Pakistan’s rupee witnessed historic depreciation against the US dollar in the inter-bank market on Thursday, settling with a loss of 9.6% in a single session as the country finally moved to fulfil part of the International Monetary Fund (IMF) conditions that included a ‘free-float exchange rate’.
As per the State Bank of Pakistan (SBP), the rupee closed at 255.43 against the US dollar, a depreciation of 9.61% or Rs24.54.
“Officially the largest decline in PKR, both in absolute and % terms, since the introduction of the new exchange rate system in 1999,” said Ismail Iqbal Securities in a note.
Arif Habib Limited (AHL) said overall, this was the second highest decline in % terms in history. “The highest was in October 1998 when it fell 9.9%,” AHL told Business Recorder.
Earlier during the day, the currency was trading at 231.
Many analysts said the rupee was bound to see significant depreciation as Pakistan moved to meet conditions of the IMF to revive its bailout programme.
Fahad Rauf, Head of Research at Ismail Iqbal Securities Limited, said it seemed like the rupee was let go today.
“This was a market-driven rate,” Rauf told Business Recorder. “This is a sign that we are moving closer to reviving the stalled IMF programme.”
The market expert said the development was much-needed as capping the inter-bank rate only led to a creation of the grey market.
“Exporters were not bringing their proceeds, while remittances declined as customers moved towards illegal channels offering premium rates,” he said.
Another market expert, on condition of anonymity, called it a “much needed step”.
“You cannot fight market forces. The market always wins,” said the analyst.
“This development will improve the dollar supply to a significant extent. The IMF programme revival is just around the corner now. We could see major news regarding it in the next 10-15 days.”
The rupee has been on a depreciating run for a while, but the magnitude of the fall has been low.

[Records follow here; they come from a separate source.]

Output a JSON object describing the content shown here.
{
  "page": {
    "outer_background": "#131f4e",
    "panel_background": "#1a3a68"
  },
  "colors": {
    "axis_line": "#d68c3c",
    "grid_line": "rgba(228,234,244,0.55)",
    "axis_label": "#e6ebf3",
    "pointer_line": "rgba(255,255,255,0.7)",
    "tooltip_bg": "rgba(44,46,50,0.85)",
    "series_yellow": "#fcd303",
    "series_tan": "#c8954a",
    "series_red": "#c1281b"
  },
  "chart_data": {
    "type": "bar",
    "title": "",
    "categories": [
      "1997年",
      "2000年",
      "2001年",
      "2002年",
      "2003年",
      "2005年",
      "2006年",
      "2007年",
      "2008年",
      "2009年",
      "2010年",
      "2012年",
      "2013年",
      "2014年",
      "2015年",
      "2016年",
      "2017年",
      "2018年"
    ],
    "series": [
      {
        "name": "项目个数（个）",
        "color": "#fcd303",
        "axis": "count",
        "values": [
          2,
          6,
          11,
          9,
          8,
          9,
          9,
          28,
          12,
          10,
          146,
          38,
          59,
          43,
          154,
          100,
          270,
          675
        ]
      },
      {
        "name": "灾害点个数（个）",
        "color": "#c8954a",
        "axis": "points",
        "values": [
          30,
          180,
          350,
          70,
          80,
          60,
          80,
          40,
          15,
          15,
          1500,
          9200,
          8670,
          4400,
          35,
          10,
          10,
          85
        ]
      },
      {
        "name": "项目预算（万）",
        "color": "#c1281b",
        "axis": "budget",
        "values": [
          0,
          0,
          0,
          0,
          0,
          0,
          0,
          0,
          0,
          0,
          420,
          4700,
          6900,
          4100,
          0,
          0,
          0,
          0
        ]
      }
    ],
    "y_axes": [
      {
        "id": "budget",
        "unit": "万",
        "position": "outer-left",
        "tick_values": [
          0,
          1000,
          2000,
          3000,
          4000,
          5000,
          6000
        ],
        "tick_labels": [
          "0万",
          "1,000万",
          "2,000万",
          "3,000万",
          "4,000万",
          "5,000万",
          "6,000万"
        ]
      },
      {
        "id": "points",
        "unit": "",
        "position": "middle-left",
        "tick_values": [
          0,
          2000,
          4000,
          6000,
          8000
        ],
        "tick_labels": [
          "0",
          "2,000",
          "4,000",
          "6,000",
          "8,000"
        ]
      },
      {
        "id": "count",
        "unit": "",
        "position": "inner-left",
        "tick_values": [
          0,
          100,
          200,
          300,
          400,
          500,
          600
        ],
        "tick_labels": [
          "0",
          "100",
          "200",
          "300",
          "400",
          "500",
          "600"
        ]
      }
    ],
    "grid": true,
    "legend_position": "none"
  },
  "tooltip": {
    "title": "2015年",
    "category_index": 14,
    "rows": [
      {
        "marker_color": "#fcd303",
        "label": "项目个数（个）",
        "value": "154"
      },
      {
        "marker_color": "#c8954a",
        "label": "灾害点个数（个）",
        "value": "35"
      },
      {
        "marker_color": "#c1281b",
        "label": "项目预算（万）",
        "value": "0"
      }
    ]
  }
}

On Wednesday, the rupee had registered a loss for the 26th successive session against the US dollar to settle at 230.89 after a decrease of Re0.49 or 0.21%.
In a key development, the Pakistani rupee on Wednesday reportedly fell significantly in the open market as well, hitting levels beyond Rs250 per US Dollar. However, as the day progressed, customers struggled to get their hands on the greenback.
The on-ground situation, Business Recorder found, was that dollars continued to be scarce in supply for customers approaching the exchange companies.
The development comes after the Exchange Companies Association of Pakistan (ECAP) decision to “remove a self-imposed price cap” it used to sell and buy dollars in the open market, adding that it will now trade in accordance with the prevalent demand and supply dynamics.
Inter-bank market rates for dollar on Thursday
BID Rs 255.5
OFFER Rs 260
Open-market movement
In the open market, the PKR lost 19.40 rupees for buying and 19 rupees for selling against USD, closing at 260 and 262, respectively.
Against Euro, the PKR lost 3.50 rupees for both buying and selling, closing at 276.50 and 279 respectively.
Against UAE Dirham, the PKR lost 1.20 rupees for both buying and selling, closing at 71.50 and 72, respectively.
Against Saudi Riyal, the PKR lost 2 rupees for buying and 2.10 rupees for selling, closing at 69.50 and 70.10, respectively.
Open-market rates for dollar on Thursday
BID Rs 260
OFFER Rs 262
International movement
Internationally, the dollar lolled near an eight-month low against its peers on Thursday, as a gloomy US corporate earnings season stoked recession fears and as traders stayed on guard ahead of a slew of central bank meetings next week.
The US dollar index, which measures the greenback against a basket of currencies, last stood at 101.53, languishing near last week’s eight-month trough of 101.51.
Oil prices, a key indicator of currency parity, were up in early Asian trade on Thursday as US crude stocks rose less than expected, while a weaker dollar made oil cheaper for non-American buyers.